Kiriluk started emergency hemodialysis at St. Boniface Hospital back in 1992. He had a failed attempt at peritoneal dialysis and also a failed transplant. He says diabetes is what led him to become sick.

“Before I started dialysis I never looked after my diabetes or my blood sugar,” he admits. When he was a teenager he had doctors telling him what would happen if he didn’t watch his blood sugar. One doctor even took him to a Health Sciences Centre dialysis unit telling him this is where he could end up.

Kiriluk says he didn’t listen and by the time he was 28 his kidneys were failing and he needed to start dialysis. He had to give up the milk delivery route he owned and move back in with family to get a hold of his failing health.


“Before I started dialysis I never looked after my diabetes or my blood sugar”


“In a way being on dialysis actually saved me.”

He remembers having to dialyze for several days in a row when he first started, to remove all the fluid that had built up in his system.

“And that was the worst thing to have ever done,” he remembers.  “I felt awful.” He quickly learned how to manage his liquid intake to feel better. Today he has a pretty good sense of his body when it comes to fluids and blood pressure. He even knows how to gauge how hot weather and sweating affects his fluid levels.

“I can feel when something’s not right.”

He’s thankful for the nurses and the doctors who have helped him along the way. He says listening to his care providers was critical in finding ways to feel better and make his treatments easier.

He says he is happy to do whatever it takes to be alive. A few years ago he had to switch to daily hemodialysis, instead of three times a week, because of calcium build up which can be a side effect of long-term dialysis.

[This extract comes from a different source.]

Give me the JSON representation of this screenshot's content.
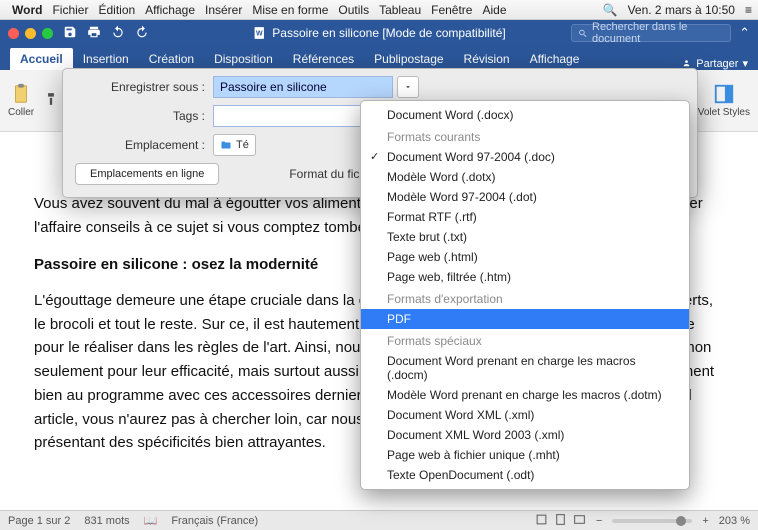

He participates in the cycling on dialysis program every day and enjoys cooking his meals with fresh foods. He likes being outside in nice weather and watches lots of hockey in the winter.

After ten years of dialysis at St. Boniface Hospital, Kiriluk was one of the first patients to dialyze at a brand-new SOGH dialysis unit. “At that time there was maybe like ten people in the unit and they weren’t open every day.”

Today Seven Oaks General Hospital houses about 300 in-centre hemodialysis patients and there are more than 1,600 dialysis patients in Manitoba.